The Ghost Town That is This California City

There’s a ghost town that was meant to become a major urban center during the 1950s in the Mojave Desert. Can it make a comeback?
America’s 34th largest city has tumbleweeds as its primary residents. This is Kern County’s California City, a Death Valley suburb that was designed to handle the state of California’s ballooning population in the 1950s. Real estate developer Nat Mendelsohn began construction of the area in 1956 after buying up hundreds of miles of desert ranch land and subdivided it into thousands of plots for families to come in and build their dream homes on.
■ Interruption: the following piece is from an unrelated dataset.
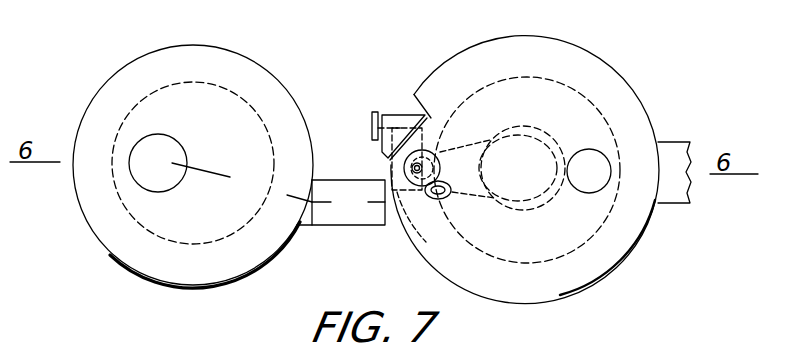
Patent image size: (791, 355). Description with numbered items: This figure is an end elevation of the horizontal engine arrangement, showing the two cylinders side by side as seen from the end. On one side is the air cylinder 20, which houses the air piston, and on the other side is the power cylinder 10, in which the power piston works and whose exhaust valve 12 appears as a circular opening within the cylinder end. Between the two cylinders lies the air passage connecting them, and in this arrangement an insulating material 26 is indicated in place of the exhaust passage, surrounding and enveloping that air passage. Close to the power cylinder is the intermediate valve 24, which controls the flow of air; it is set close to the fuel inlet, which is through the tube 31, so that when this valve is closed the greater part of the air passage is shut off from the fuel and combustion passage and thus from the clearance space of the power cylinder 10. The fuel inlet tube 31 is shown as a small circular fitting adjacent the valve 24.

What Mendelsohn promoted as a metropolis in the making that would rival Los Angeles when completed soon became an example of money being flushed down an uninstalled toilet. California City was in the middle of nowhere, and not surprisingly not many people were brave enough to take the first groundbreaking steps to moving there. The frequent desert dust storms didn’t help the situation, either.
Roads were laid out and named after universities, but never paved. Some people did build houses, but in those early years California City barely made it to the point of having more than a thousand residents. Its claim to being the 34th largest city in America is based on its physical footprint only – 200 square miles of land.
For years it looked as though it would be a completely deserted dream that was doomed to never come true. Today, about 14,000 people call California City home. Only a small corner of the original land delegated for the town is inhabited, so the residents and businesses are still surrounded by a whole lot of dust and a city skeleton.
California City is holding strong now, despite its shaky beginnings and initial over-hyped potential. It is home to a 2,300-bed prison, a mining operation and a test track for Honda vehicles. It is still a work in progress, but on the bright side there’s lots of room for anyone who’s up for a move to somewhere away from the hustle and bustle of big city living.